Public healthAre tighter EPA controls on mercury pollution worth it?

By Noelle Eckley Selin and Amanda Giang

Published 10 February 2016

Over 300,000 babies every year are born in the United States with levels of mercury that put them at risk of neurological and developmental problems. How much would you be willing to spend to reduce this number? This might seem like an abstract question, but the judgments regulators make on this question can determine whether or not a proposed regulation survives challenges in court. This was a key question addressed when the Mercury and Air Toxics Standards (MATS) was reviewed by the Supreme Court. In a 5-4 vote in June 2015, the Supreme Court held that the EPA should have considered costs when deciding to regulate mercury. Research suggests that including a larger set of health effects of high levels of mercury – namely, both IQ and heart attacks – and the impact on specific populations could lead to mercury-related benefits estimates that are orders of magnitude larger than those reported by the EPA. Regardless of the approach used to weigh advantages and disadvantages of policy, the research is now clear: the benefits of MATS are substantial.
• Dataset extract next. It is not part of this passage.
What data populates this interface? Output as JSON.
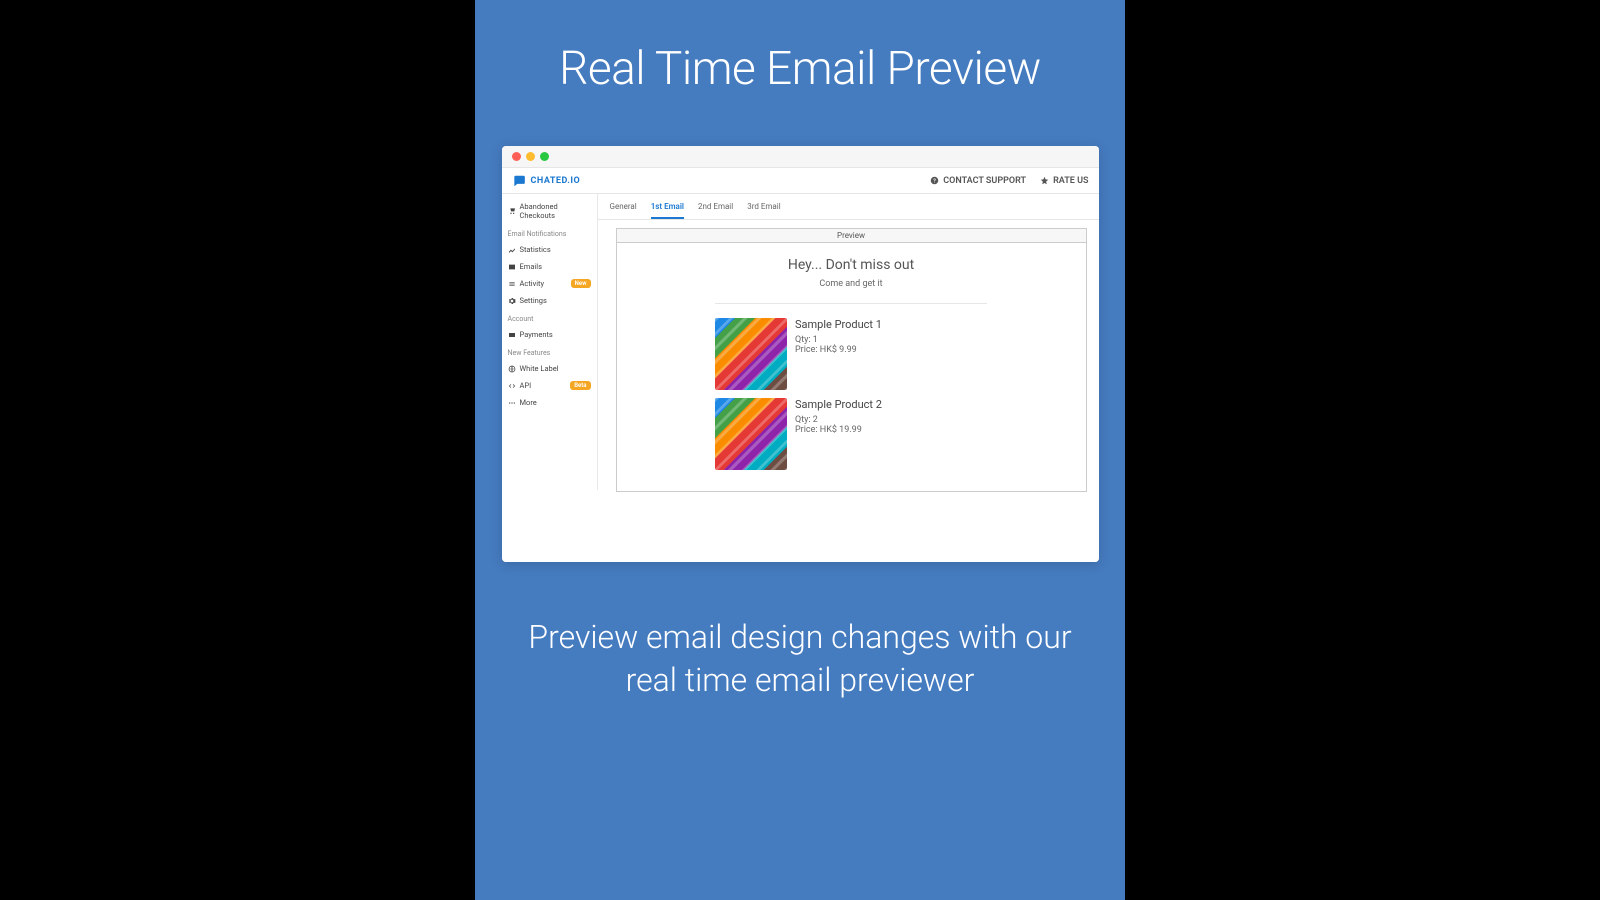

Over 300,000 babies every year are born in the United States with levels of mercury that put them at risk of neurological and developmental problems. How much would you be willing to spend to reduce this number?

This might seem like an abstract question, but the judgments regulators make on this question can determine whether or not a proposed regulation survives challenges in court.

Regulation is an issue on the presidential campaign trail as well, with a number of candidates arguing that tighter environmental rules will strangle the economy and deliver few benefits.

One regulation at stake is an Environmental Protection Agency (EPA) proposal to control mercury emissions from power plants under the Clean Air Act, through the Mercury and Air Toxics Standards (MATS) issued in 2013, which remains in effect after a Supreme Court ruling last year challenged aspects of the decision to regulate.

We’ve done research to quantify the economic impacts from better public health of proposed mercury rules and found the benefits are substantial – on the order of billions of dollars per year, with significant improvements for at-risk populations.

Supreme Court versus EPA
Mercury is a global environmental pollutant. In its most toxic form, methylmercury, it bioaccumulates in fish, posing risks of health effects such as cognitive and behavioral impacts and cardiovascular damage in people who consume fish.

Mercury that contaminates fish comes from ongoing as well as historical human activities – primarily, burning coal in power plants as well as mining.

Mercury can travel long distances through the air before it deposits in aquatic ecosystems, so mercury emitted anywhere in the world can reach the U.S. This means that U.S. fish consumers are affected by both domestic mercury emissions, which contaminate nearby waterways, and global sources, which can travel across borders to affect oceans and watersheds worldwide.

In the United States, many sources of mercury emissions have already been regulated, and domestic emissions have decreased substantially in the past few decades. The largest remaining domestic source is emission from coal-fired power generation. Worldwide, mercury is the subject of a recent global environmental treaty, named the Minamata Convention after a city in Japan where methylmercury poisoning was first identified decades ago.